La cultura mediatica, invece, spesso ragiona al contrario. Tutto viene piegato alla prestazione. Devi esserci quando il mondo ti guarda, non quando ti guarda tua moglie. Devi correre dietro all’occasione professionale, anche se nel frattempo la tua famiglia sta vivendo un momento sacro. Devi dimostrare di essere forte, concentrato, competitivo. Ma forse la vera forza di un uomo si vede proprio quando sa dire: “Questa volta il mondo può aspettare”.

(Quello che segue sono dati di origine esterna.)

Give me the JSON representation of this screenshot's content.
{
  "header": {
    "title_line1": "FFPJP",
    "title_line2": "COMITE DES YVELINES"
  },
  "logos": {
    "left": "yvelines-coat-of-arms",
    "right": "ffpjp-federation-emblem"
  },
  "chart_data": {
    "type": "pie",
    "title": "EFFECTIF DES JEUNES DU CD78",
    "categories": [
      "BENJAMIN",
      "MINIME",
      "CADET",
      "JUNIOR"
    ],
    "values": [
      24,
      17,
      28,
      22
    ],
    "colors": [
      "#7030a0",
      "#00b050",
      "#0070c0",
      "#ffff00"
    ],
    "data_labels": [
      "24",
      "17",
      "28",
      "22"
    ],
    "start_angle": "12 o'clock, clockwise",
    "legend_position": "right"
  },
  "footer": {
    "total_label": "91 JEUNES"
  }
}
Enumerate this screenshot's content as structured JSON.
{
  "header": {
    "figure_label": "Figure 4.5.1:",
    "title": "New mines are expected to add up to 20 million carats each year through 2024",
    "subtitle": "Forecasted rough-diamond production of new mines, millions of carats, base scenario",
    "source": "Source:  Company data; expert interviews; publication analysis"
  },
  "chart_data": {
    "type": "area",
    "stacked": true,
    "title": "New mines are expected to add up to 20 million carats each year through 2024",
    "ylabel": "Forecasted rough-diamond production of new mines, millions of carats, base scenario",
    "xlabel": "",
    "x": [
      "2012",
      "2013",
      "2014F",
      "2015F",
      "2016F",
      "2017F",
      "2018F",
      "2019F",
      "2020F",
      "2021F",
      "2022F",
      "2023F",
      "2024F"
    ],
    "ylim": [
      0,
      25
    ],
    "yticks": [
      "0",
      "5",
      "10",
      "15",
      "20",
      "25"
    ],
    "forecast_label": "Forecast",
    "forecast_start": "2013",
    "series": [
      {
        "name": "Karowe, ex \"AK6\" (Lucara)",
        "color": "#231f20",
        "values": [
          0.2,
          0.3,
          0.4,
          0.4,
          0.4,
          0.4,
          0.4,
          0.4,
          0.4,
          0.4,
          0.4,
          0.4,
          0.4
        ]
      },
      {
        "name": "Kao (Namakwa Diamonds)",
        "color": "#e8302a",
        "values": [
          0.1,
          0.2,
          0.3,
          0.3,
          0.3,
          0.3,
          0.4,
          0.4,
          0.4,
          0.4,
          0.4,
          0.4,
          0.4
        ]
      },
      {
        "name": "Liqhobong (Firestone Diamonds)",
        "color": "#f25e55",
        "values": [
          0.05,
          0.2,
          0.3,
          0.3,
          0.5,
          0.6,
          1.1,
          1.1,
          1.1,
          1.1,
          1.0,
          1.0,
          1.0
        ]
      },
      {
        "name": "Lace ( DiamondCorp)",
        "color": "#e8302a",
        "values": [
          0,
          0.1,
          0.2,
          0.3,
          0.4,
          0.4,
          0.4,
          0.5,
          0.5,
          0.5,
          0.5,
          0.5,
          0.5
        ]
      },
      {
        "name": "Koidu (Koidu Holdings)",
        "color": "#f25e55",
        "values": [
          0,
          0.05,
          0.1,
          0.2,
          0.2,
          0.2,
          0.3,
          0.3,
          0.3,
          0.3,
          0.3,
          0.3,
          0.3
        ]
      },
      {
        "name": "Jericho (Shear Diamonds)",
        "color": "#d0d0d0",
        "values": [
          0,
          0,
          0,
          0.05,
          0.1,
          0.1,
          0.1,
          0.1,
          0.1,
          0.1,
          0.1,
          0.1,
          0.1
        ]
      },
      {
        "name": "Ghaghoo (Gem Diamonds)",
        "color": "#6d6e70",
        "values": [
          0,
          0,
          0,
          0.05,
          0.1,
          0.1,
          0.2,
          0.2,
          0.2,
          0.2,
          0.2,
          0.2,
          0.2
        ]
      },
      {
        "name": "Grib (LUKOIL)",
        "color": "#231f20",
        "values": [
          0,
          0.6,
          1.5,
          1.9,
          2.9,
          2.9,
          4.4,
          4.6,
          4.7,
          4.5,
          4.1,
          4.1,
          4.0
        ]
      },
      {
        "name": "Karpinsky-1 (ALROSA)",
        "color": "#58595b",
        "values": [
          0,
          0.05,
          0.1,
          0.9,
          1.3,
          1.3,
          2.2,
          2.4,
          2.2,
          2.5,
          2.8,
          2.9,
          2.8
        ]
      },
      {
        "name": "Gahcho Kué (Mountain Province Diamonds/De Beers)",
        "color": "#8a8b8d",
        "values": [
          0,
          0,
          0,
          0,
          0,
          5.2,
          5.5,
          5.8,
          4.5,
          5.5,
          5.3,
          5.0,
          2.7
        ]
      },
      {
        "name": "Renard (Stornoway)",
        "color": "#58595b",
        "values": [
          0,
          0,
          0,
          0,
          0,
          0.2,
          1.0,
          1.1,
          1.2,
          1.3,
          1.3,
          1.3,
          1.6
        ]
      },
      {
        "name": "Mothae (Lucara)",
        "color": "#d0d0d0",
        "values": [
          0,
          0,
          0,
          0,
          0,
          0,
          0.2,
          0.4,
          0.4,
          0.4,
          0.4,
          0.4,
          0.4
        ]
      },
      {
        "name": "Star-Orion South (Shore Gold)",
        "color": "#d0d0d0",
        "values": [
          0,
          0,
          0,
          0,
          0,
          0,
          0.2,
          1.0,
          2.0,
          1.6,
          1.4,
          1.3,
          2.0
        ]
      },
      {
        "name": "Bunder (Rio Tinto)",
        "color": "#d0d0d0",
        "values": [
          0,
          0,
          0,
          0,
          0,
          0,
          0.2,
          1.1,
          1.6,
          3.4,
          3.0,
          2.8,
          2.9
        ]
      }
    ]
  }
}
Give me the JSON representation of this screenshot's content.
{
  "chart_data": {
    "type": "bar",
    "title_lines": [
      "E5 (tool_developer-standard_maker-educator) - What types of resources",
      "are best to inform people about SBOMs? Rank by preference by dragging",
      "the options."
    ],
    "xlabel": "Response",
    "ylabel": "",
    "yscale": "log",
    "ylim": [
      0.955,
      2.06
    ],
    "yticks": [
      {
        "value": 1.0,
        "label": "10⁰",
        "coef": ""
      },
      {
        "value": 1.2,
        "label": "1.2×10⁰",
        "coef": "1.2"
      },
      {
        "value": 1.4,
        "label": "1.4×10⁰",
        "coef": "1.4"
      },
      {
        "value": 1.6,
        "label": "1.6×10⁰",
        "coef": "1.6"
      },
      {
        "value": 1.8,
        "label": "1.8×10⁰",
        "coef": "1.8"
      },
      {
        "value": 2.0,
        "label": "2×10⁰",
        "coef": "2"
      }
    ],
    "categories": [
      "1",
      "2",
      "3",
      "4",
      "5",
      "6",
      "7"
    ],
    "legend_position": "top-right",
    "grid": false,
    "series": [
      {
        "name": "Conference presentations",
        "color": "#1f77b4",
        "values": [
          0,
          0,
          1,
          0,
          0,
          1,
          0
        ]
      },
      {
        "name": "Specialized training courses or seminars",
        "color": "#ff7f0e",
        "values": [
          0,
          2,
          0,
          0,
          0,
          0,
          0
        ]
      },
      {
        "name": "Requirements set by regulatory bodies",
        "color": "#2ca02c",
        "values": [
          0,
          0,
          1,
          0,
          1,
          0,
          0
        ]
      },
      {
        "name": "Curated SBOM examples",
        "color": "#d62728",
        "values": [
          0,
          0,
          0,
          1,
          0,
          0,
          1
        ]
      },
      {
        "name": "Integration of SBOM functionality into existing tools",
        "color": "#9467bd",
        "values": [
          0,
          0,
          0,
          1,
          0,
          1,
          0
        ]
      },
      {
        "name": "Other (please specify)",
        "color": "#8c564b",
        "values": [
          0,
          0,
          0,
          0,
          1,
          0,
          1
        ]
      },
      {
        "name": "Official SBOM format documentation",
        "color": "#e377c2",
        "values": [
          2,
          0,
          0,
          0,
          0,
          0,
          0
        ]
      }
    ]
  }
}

Non c’è nulla di debole in un padre che lascia un ritiro per andare da sua moglie e da suo figlio. C’è, al contrario, qualcosa di profondamente virile, nel senso più bello del termine. C’è un uomo che capisce che la paternità non comincia quando il bambino impara a parlare, a camminare o a giocare a pallone. Comincia prima. Comincia quando tu scegli di non lasciare sola la madre nel momento in cui vostro figlio viene alla luce. Un figlio non appartiene solo alla madre. Un figlio è affidato a una comunione. E quando un padre sceglie di esserci, non ruba spazio alla madre. La onora. Non invade un momento femminile. Lo custodisce. Non serve perché “fa” qualcosa. Serve perché ama. E l’amore, nei momenti decisivi, non può mandare un delegato.
La nascita di un figlio è una soglia. E su quella soglia un padre non è inutile. È necessario. Non perché sostituisce la madre, ma perché dice con il corpo, con la presenza, con la scelta: “Io ci sono. Per te. Per nostro figlio. Per questa famiglia che nasce oggi”.